Norm Bothun, 58, spent his career in the Army doing public affairs. He was based in Colorado Springs, Colo., when he retired in 1997 to civilian life. He envisioned remaining in that area doing public relations work for a private company.
But Phil Long Ford of Chapel Hills in Colorado Springs offered him a full-time job selling cars. The dealership works with an agency that helps recruit retired military and wounded soldiers for jobs.
For Bothun, who still works at the dealership, the sales job became a perfect fit.
"In the military, you have to have a certain amount of self-discipline," Bothun says. Likewise, "in the car business, if you don't have self-discipline, you're going to fail."
The dealership likes to hire former military members because most of them follow a process well, says Jim White, 49, general manager and partner at Phil Long Ford of Chapel Hills.
The military accounts for a large part of Colorado Springs' economy. The city, Colorado's second-most populous behind Denver, has three military bases and the U.S. Air Force Academy.
"It is ripe ground for us to pick future employees from," White says.
But former military personnel come from other areas, too.
"I just hired a gal who recently retired from military from back East," White says. "She has a terrific attitude and will do well given the [military] structure."
Many dealers rely on internal referrals to hire employees, and pay current employees for references that lead to hires.
Sunrise's Kurtz and Garber pay $100 to an employee who refers a hire. If that hire lasts 60 days, they pay the employee another $100, Kurtz says. After six months, the referring employee gets $200 more, Kurtz says.
Warren Henry Auto Group also pays employees for referrals of people for hire, says Larry Zinn, 27, general manager of Warren Henry Auto Group in Miami. The company owns Land Rover South Dade, Warren Henry Infiniti, Warren Henry Jaguar and Warren Henry Volvo, all of which are on this list of the 100 Best Dealerships To Work For. Warren Henry Auto Group also owns Land Rover North Dade and Lamborghini of Palm Beach.
Zinn says, "We have also had a great deal of success advertising a sales position on Craigslist and mentioning, 'No sales or automotive experience preferred.'"
Advertising on Craigslist for employees seems to attract younger people open to doing any job in a dealership, Zinn says.
"I prefer to hire people without automotive experience because they don't bring with them any bad habits," he says.
Zinn has hired five salespeople using Craigslist since starting advertising there within the past year. All five now work at Warren Henry Infiniti.
Trainer Sullivan endorses searching outside the industry for talent. The Internet has changed car shopping so dramatically that the "old plaid jacket" salesman is no longer qualified to deal with the new kind of buyer, she says.
"Shoe salespeople are great candidates and so are jewelry salespeople," Sullivan says. "I'd love to hire people who sell mortgages or who do phone work. Telemarketers are good because they're fearless."

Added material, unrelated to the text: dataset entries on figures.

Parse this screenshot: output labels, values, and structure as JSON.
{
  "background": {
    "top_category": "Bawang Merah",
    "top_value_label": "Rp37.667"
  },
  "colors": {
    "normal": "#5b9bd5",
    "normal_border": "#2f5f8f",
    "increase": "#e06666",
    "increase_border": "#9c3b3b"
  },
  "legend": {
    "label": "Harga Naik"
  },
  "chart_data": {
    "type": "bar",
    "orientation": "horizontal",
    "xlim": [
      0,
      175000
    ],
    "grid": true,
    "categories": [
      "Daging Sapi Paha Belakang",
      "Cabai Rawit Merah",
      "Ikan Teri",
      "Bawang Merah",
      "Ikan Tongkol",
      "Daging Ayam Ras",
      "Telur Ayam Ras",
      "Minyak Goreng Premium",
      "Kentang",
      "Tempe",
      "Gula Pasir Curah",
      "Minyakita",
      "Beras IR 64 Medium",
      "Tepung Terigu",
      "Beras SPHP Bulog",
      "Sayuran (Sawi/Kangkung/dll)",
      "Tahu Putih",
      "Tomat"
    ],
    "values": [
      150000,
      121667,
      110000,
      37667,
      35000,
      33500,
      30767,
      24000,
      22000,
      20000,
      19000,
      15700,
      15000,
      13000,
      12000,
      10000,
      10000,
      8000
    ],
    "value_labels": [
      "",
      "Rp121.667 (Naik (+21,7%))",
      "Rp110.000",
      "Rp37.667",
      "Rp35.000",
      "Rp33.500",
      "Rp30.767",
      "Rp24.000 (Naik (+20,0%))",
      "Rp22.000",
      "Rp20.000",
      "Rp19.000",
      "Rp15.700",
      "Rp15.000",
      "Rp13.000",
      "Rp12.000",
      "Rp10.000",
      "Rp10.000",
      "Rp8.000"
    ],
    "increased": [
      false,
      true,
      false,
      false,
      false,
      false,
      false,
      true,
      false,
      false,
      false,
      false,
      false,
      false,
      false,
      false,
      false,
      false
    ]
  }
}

It's that belief in the potential of people with no automotive background that keeps Kurtz going to community events, job fairs and mystery shopping around town and at cellphone stores for potential hires.
"We don't do traditional advertising for help," Kurtz says. "Our philosophy is we don't really like to hire anyone who has experience. We like to teach and train the values and ethics ourselves."